Desliguei o telefone com lágrimas nos olhos, emocionada. Toda a família Shen é gente boa!
Decidi que não podia adiar, precisava conversar com Dez Anos ao meio-dia. Separei alguns documentos para Chen Han, já era onze e meia, fui ao departamento de relações públicas e estava vazio... O pessoal é muito dedicado para almoço. Voltei ao escritório, Chen Han ainda estava lá.
— Han, me ajuda?
O olhar dele veio desconfiado: — Só pode ser confusão!
— Me leva de carro até um lugar?
— Não vou!
— Se for, te conto a idade real de Dez Anos.
Ele se levantou imediatamente e pegou as chaves do carro...
Esse chefe é fofoqueiro demais, quando virar diretor, vai passar o dia investigando a vida dos funcionários...
Esse foi meu primeiro salário como funcionária efetiva, mil reais, muito mais do que os quinhentos de vinte anos atrás. Então, a primeira coisa que fiz foi ir àquela loja de relógios onde deixei o relógio de família de Dez Anos para resgatar. Combinamos mil reais, dos trezentos do salário de estágio dos meses anteriores consegui guardar metade, somado ao salário atual, após resgatar o relógio ainda sobrariam trezentos, suficiente para o mês. Pensando nisso, entrei na loja.
— Senhor, lembra de mim? — Diante do olhar confuso do dono, apontei para o relógio em seu pulso. — Combinamos mil reais para resgatar.
O dono abriu um sorriso de reconhecimento: — Ah, é você! O rapaz não veio com você?
Balancei a cabeça: — Quero resgatar em segredo, para surpreendê-lo.
O dono franziu a testa, claramente relutante, mas suspirou: — Tome, moça, palavra de homem é palavra de honra.

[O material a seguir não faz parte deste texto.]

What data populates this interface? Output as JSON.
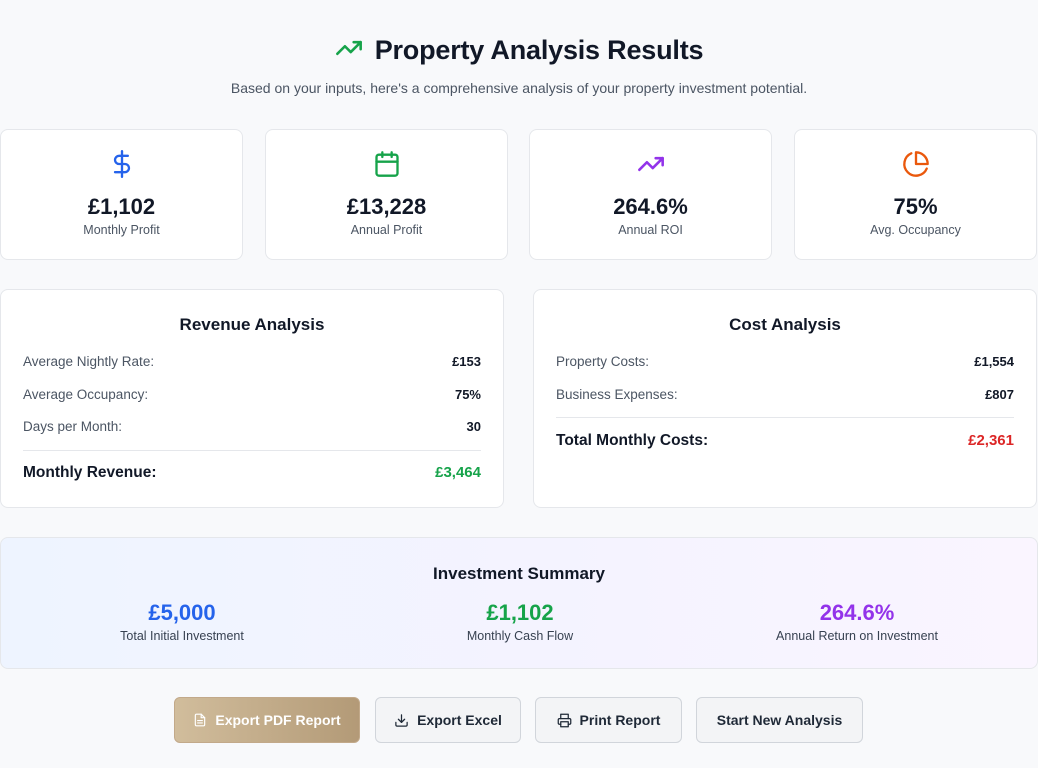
{
  "header": {
    "title": "Property Analysis Results",
    "subtitle": "Based on your inputs, here's a comprehensive analysis of your property investment potential.",
    "icon": "trending-up-icon",
    "accent": "#16a34a"
  },
  "stats": [
    {
      "value": "£1,102",
      "label": "Monthly Profit",
      "icon": "dollar-icon",
      "color": "#2563eb"
    },
    {
      "value": "£13,228",
      "label": "Annual Profit",
      "icon": "calendar-icon",
      "color": "#16a34a"
    },
    {
      "value": "264.6%",
      "label": "Annual ROI",
      "icon": "trending-up-icon",
      "color": "#9333ea"
    },
    {
      "value": "75%",
      "label": "Avg. Occupancy",
      "icon": "pie-chart-icon",
      "color": "#ea580c"
    }
  ],
  "revenue": {
    "title": "Revenue Analysis",
    "rows": [
      {
        "label": "Average Nightly Rate:",
        "value": "£153"
      },
      {
        "label": "Average Occupancy:",
        "value": "75%"
      },
      {
        "label": "Days per Month:",
        "value": "30"
      }
    ],
    "total_label": "Monthly Revenue:",
    "total_value": "£3,464"
  },
  "cost": {
    "title": "Cost Analysis",
    "rows": [
      {
        "label": "Property Costs:",
        "value": "£1,554"
      },
      {
        "label": "Business Expenses:",
        "value": "£807"
      }
    ],
    "total_label": "Total Monthly Costs:",
    "total_value": "£2,361"
  },
  "summary": {
    "title": "Investment Summary",
    "items": [
      {
        "value": "£5,000",
        "label": "Total Initial Investment",
        "color": "#2563eb"
      },
      {
        "value": "£1,102",
        "label": "Monthly Cash Flow",
        "color": "#16a34a"
      },
      {
        "value": "264.6%",
        "label": "Annual Return on Investment",
        "color": "#9333ea"
      }
    ]
  },
  "actions": {
    "export_pdf": "Export PDF Report",
    "export_excel": "Export Excel",
    "print": "Print Report",
    "new_analysis": "Start New Analysis"
  }
}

Trouxe o recibo?
Assenti, feliz por ter conseguido pegar o recibo ontem à noite debaixo do travesseiro do Kevin.
Com o relógio em mãos, fiquei maravilhada, examinando cuidadosamente para ver se havia algum desgaste.
— Pode confiar, sou profissional, faço manutenção e reparo de todos os tipos de relógios. Se algum dia tiver problema, volte aqui, faço o conserto de graça! — Ele disse com entusiasmo. — Eu ia cobrar um pouco mais, mas seu olhar mostra que vai dar de presente para alguém especial. Minha esposa também me trata com muita consideração.
Fiquei vermelha, queria dizer que era um engano, mas Chen Han já buzinava impaciente lá fora, então me despedi do dono e saí, próxima parada: comprar um cachecol para Dez Anos.